Tuesday 19 June 2012

Balancing

One of the exercises that we do in the park is a three-way balance: standing on one leg with the other leg and arms outstretched and, if possible, closing your eyes and trying to stay upright.  The balance improves core stability.  My balance has never been very good, I find it difficult to stand on two feet with my eyes closed!  When we do this balance I don't close my eyes but I keep practising with my eyes open and one day I will close them.  I will probably topple very quickly but I'm sure that in time I will be able to manage a few seconds.


Being a mother of two children is also a balancing act.  I try to balance the attention that I give them, make sure I am handing out cuddles to the older one as well as the baby, have time with each child on their own and with them together.  The girls themselves are like weights on a set of scales as I assess at each moment who wants or needs me more, is it the toddler upset with teething pain or the baby crying for a cuddle?  Should I put the toddler down for a nap and close the door on the fussing baby for a few minutes or try to settle the baby first and hope I can do it quickly before the toddler changes her mind about sleeping?


I hope I will soon have enough confidence in standing on one leg to have the courage to close my eyes and see what happens.  I'm also practising the parental balancing act but this exercise will never be perfected, I will just have to keep my eyes open to   the ever-changing needs of each member of my family and hope that I develop the confidence to trust that I will make the right decisions about their care and well-being.       

Tuesday 12 June 2012

Leading my first exercise session

Today was to be the first Ready Steady Mums session that I would be leading.  It rained.  It was really chucking it down and I didn't think anyone would come but I did a feed and a change, got the two of us waterproofed as best I could and walked over to the park.  
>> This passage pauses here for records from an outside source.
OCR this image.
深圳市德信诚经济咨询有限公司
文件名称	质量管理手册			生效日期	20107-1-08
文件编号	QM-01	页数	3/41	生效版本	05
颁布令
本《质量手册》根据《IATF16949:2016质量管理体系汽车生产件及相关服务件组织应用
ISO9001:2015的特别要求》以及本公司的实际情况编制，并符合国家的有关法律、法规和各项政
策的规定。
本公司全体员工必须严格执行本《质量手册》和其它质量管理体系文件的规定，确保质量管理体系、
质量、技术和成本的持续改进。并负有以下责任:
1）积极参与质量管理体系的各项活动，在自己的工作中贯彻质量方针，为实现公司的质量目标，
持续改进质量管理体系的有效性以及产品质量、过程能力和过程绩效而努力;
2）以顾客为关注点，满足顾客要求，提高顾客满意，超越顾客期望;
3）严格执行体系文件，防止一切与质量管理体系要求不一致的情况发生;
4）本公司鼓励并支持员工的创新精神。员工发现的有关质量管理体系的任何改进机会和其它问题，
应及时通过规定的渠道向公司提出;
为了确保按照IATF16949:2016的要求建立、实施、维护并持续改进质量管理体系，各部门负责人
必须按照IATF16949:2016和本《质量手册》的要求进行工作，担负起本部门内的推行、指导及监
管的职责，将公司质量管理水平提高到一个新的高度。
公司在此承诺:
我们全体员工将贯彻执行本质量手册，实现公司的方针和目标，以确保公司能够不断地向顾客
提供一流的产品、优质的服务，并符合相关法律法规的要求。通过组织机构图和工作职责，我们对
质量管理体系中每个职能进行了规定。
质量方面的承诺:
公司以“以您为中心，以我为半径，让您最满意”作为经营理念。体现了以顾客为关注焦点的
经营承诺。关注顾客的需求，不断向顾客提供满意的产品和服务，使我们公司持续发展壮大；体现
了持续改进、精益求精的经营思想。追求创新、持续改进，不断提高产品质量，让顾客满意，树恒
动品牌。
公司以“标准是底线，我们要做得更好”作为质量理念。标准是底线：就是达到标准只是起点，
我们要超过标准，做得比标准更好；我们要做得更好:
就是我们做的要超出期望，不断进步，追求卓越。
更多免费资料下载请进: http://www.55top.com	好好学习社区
Halfway there the little one starts crying and I nearly turn back but decide that if anyone else has made the effort to come and exercise in this then it is my responsibility to be there and congratulate them.  The walk is a good warm-up, so I correct my posture, hold my tummy in and continue.  My daughter also continues with her crying.  Sure enough, the park is empty but I go through my planned warm-up just in case anyone turns up.  Nobody comes so we walk back home.


As I have just done 45 minutes of warm-up and this was my designated exercise time I decide to complete what I had planned to do in the park at home, with a few adaptations.  The routine works pretty well but takes much longer than expected due to breaks for more feeding and nappy changing.  I'll tweak the order slightly for when we do it in the park, but I'm pleased.  


I think I am developing a more rounded view of exercise.  There's 'keeping active' which I was doing  - and continue to do - in my everyday life anyway and there is 'exercise' which I think of now as being something more considered, such as improving stamina, working specific muscles, building core strength, cardiovascular work.  For me at the moment the two are separate but sit together quite comfortably but I'm aiming to get more 'exercise' stuff into the everyday.

Wednesday 6 June 2012

Trying to stay motivated

The little one is 8 weeks old, 9 weeks in a couple of days, and I'm having a bit of a motivational blip.


Two weeks ago I had a giggle when I found myself doing tricep dips against the bath one evening while waiting for it to fill.  A couple of days later, while waiting for some pasta to cook, I was doing assisted press-ups against the worktop.  Now when I get a moment to myself I just want to flop, right here on the floor a crumpled bundle of me not doing anything except breathing.  I wanted to flop before, and I did but I also exercised.  Now I'm considering buying those pants that hold everything in.


I know that I feel like this because I'm sleep deprived, I've missed a couple of park sessions and therefore missed encouragement from other mums, and because my uterus has contracted and I'm only making small gains (or rather small losses) in the flabby tummy area.  


In the hope that recognising this blip is the first step towards remotivating myself, here is my plan of action:
1)  I will put on my waterproof jacket (rain is providing an excuse to stay in) and buy some soft fruit and a little choccy bar or cake.  The treat is to remind me to be nice to myself and I will eat it on my own in silence when the kids are asleep and enjoy it as a treat, rather than gorging it when the toddler's back is turned and not appreciating it (so wanting another one).
2)  I will plan the exercise session I am going to run on Monday.  I'm volunteering to run this weekly Ready Steady Mums session - come along - and will blog about this another time.
3)  I will try on my bridesmaid dress, which should arrive this week, and feel happy wearing something beautiful.  In four weeks I'll be wearing it for the bride and groom.
4)  I will do some yoga daily, even if only a few minutes of breathing exercises, as that helps me to slow down and appreciate a moment, and it also helps me to sleep.